So much goes into choosing where to shop and which brands to support. While shopping emerging brands can be a great way to find unique pieces that are different from what everyone else is wearing, there are so many additional factors to consider when choosing where to spend your hard-earned dollars: sustainability, quality, and ethical manufacturing. These factors are integral to creating a healthy cycle in the fashion industry.
As the industry grows, so does the waste it creates. In New York City alone, 200 million pounds of clothing end up in landfills each year. Imagining that on a national scale, and then on an international scale, is scary. As consumers, it’s vital that we understand the impact of our purchases, and in the process, support brands that share our values. You can find brands of all sizes that value ethical manufacturing and eco-friendly sourcing, but often emerging brands have a sustainable edge in the field of fashion because of their small size and hands-on practices.

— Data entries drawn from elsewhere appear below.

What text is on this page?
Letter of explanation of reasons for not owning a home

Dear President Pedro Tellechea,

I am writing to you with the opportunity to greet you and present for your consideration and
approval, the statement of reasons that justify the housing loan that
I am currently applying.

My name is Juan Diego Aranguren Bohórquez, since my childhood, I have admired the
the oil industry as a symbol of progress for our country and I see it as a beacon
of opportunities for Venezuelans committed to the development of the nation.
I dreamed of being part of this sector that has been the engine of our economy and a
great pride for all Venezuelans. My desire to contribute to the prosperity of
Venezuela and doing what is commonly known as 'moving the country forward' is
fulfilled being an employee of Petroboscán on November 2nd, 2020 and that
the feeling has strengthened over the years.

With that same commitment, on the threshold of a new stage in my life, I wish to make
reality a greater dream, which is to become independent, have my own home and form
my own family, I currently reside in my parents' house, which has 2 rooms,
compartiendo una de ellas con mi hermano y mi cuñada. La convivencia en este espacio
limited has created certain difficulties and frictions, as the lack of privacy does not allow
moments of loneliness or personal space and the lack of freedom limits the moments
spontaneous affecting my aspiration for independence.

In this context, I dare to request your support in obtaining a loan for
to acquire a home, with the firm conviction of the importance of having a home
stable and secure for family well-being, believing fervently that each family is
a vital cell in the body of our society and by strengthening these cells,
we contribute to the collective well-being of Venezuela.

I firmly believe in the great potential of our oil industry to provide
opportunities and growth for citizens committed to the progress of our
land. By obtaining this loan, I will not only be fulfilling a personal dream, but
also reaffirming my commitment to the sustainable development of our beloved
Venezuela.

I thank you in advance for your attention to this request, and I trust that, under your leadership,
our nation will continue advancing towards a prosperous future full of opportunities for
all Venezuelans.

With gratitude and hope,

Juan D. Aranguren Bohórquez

Overproduction is an enormous contributor to waste in the fashion industry. Every year New York State businesses and residents throw away almost 1.4 billion pounds of usable and recyclable textiles, including: clothing, footwear, belts, hats, handbags, throw rugs, drapes, towels, sheets, and other linens. The potential market value of all these materials is approximately $210,000,000. Overproduction can include companies making too much of an item and sending extras to landfills, or brands drastically marking down prices to sell extras, driving consumers to make purchases based on sales and not a need or want for the item. (I have definitely fallen for the great sale and impulse buy, and I almost always regret it!)
Smaller, emerging brands often don’t have the budget to produce huge amounts of product, which can be a benefit to the environment.
These smaller production runs are good business moves on emerging brands’ part to test the market and also an effective way to avoid over-producing.
Overproduction is such a huge contributor in creating waste that even sustainable brands need to be conscious of it. If a brand over-produces, whether using sustainable materials or not, then fabric, energy, and natural resources like water used in creating the fabric or dying are wasted. In order to be truly sustainable, even the most environmentally aware brands must keep in mind that just because they can afford to produce a large quantity, doesn’t mean they should.
Transparency and Communication
It can be a lot of work sorting through brands’ sustainability claims. As a conscious consumer, it’s vital to see proof that backs up these claims. Have a question about what the fabric content of a garment is or where it’s being produced?
Email or DM an emerging brand, and chances are you will be talking to the owner or someone in the company who has those answers.
Communication with larger brands typically goes through more people and the customer service rep you’re able to talk to may only have generic statements to give you. (Don’t have time to do research when shopping emerging brands? Check out Remake’s list of Sustainable Brands.)
Timelessness Over Trends
Many emerging brands don’t rely on the ever-changing trends to influence their designs. This can be for a number of reasons, including the desire to do something different, budget limitations, or maker availability. No matter the reason, a benefit that comes from not following the trends is the production of timeless garments.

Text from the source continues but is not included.